James T. Conway, Comandante del U.S. Marine Corps, ha commentato: “La flessibilità che la variante STOVL dell’ F-35 aggiungerà all’organizzazione della Marine Air Ground Task Force è sorprendente, questo salto generazionale nella tecnologia ci permetterà di operare una flotta di aerei da caccia e attacco dai ponti delle navi, piste esistenti o da superfici e basi semi-preparate. Troviamo questa capacità estremamente preziosa”.
“Pensate alla velocità e alla manovrabilità dell’F/A-18, alla potenzialità di dispiegamento avanzato dell’AV-8B, alla stelthness dell’F-22, e ad una sorprendente avionica”, ha aggiunto Dan Crowley, presidente esecutivo della Lockheed Martin e direttore generale del programma F-35, “è una combinazione di tecnologie che possono sembrare fantascienza, ma il nostro talentuoso team internazionale le ha rese scienza”.

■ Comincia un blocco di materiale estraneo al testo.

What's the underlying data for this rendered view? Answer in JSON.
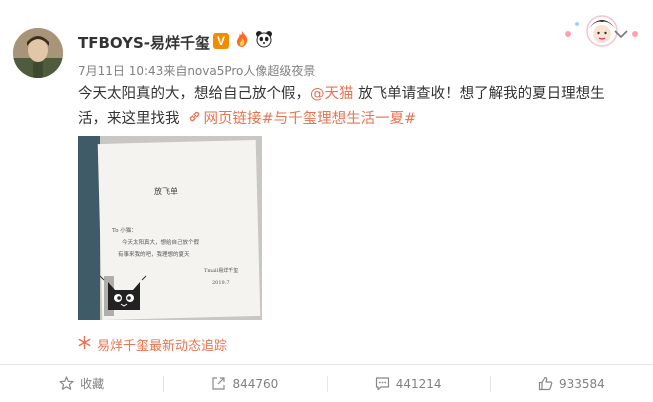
{
  "post": {
    "username": "TFBOYS-易烊千玺",
    "verified_badge": "V",
    "timestamp": "7月11日 10:43",
    "source": "来自nova5Pro人像超级夜景",
    "text_part1": "今天太阳真的大，想给自己放个假，",
    "mention": "@天猫",
    "text_part2": " 放飞单请查收！想了解我的夏日理想生活，来这里找我",
    "link_label": "网页链接",
    "topic": "#与千玺理想生活一夏#",
    "tracker_label": "易烊千玺最新动态追踪"
  },
  "note": {
    "title": "放飞单",
    "line1": "To 小猫：",
    "line2": "今天太阳真大，想给自己放个假",
    "line3": "有事来我的吧，我理想的夏天",
    "sign": "Tmall易烊千玺",
    "date": "2019.7"
  },
  "actions": {
    "favorite_label": "收藏",
    "repost_count": "844760",
    "comment_count": "441214",
    "like_count": "933584"
  },
  "icons": {
    "verified": "verified-v-badge",
    "fire": "fire-icon",
    "panda": "panda-icon",
    "link": "link-icon",
    "tracker": "snowflake-icon",
    "favorite": "star-icon",
    "repost": "share-box-icon",
    "comment": "comment-icon",
    "like": "thumbs-up-icon",
    "menu": "chevron-down-icon"
  },
  "colors": {
    "accent": "#eb7350",
    "text": "#333333",
    "meta": "#808080",
    "verified": "#f28c00"
  }
}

L’ F-35B, destinato a sostituire gli AV-8B, gli F/A-18C/D e i GR7, è una delle tre varianti del Lightning II. Il suo primo volo è previsto per la metà del 2008, a seguito di una vasta serie di prove a terra. L’F-35A, versione a decollo ed atterraggio convenzionale ha iniziato il suo programma di test di volo nel dicembre del 2006. L’F-35C, progettato per essere lanciato e arrestato in modo convenzionale tramite catapulte e cavi d’arresto dal ponte delle portaerei americane, farà il suo volo inaugurale nel 2009.
Il cuore dell’ F-35B è un sistema di propulsione STOVL che comprende il più potente motore mai installato su un caccia, una ventola portante contro-rotante guidata dall’albero di trasmissione situata dietro la cabina di pilotaggio, un condotto sotto ogni ala per la stabilità laterale, e di un ugello orientabile e snodabile incernierato a tre stadi che vettora nella direzione desiderata lo scarico del motore.
Durante i decolli corti o atterraggi verticali, le paratie al di sopra e al di sotto della lift fan si aprono, la frizione collega la ventola all’albero motore. Una presa d’aria dorsale si apre per aumentare il flusso d’aria al propulsore. Allo stesso tempo, le porte al di sotto dell’ugello si aprono e questo ruota verso il basso, convogliando la spinta verso il suolo. Anche i condotti sotto ogni ala entrano in azione, mantenendo il velivolo lateralmente stabile. In questa configurazione, l’ F-35B può librarsi, atterrare verticalmente, e decollare in poche decine di metri a pieno carico, o decollare verticalmente con carico leggero. Quando il velivolo transiziona dal volo verticale a quello orizzontale con portanza data dall’ala, i portelli si chiudono e il pilota può quindi accellerare a velocità supersonica. Il sistema è completamente automatico.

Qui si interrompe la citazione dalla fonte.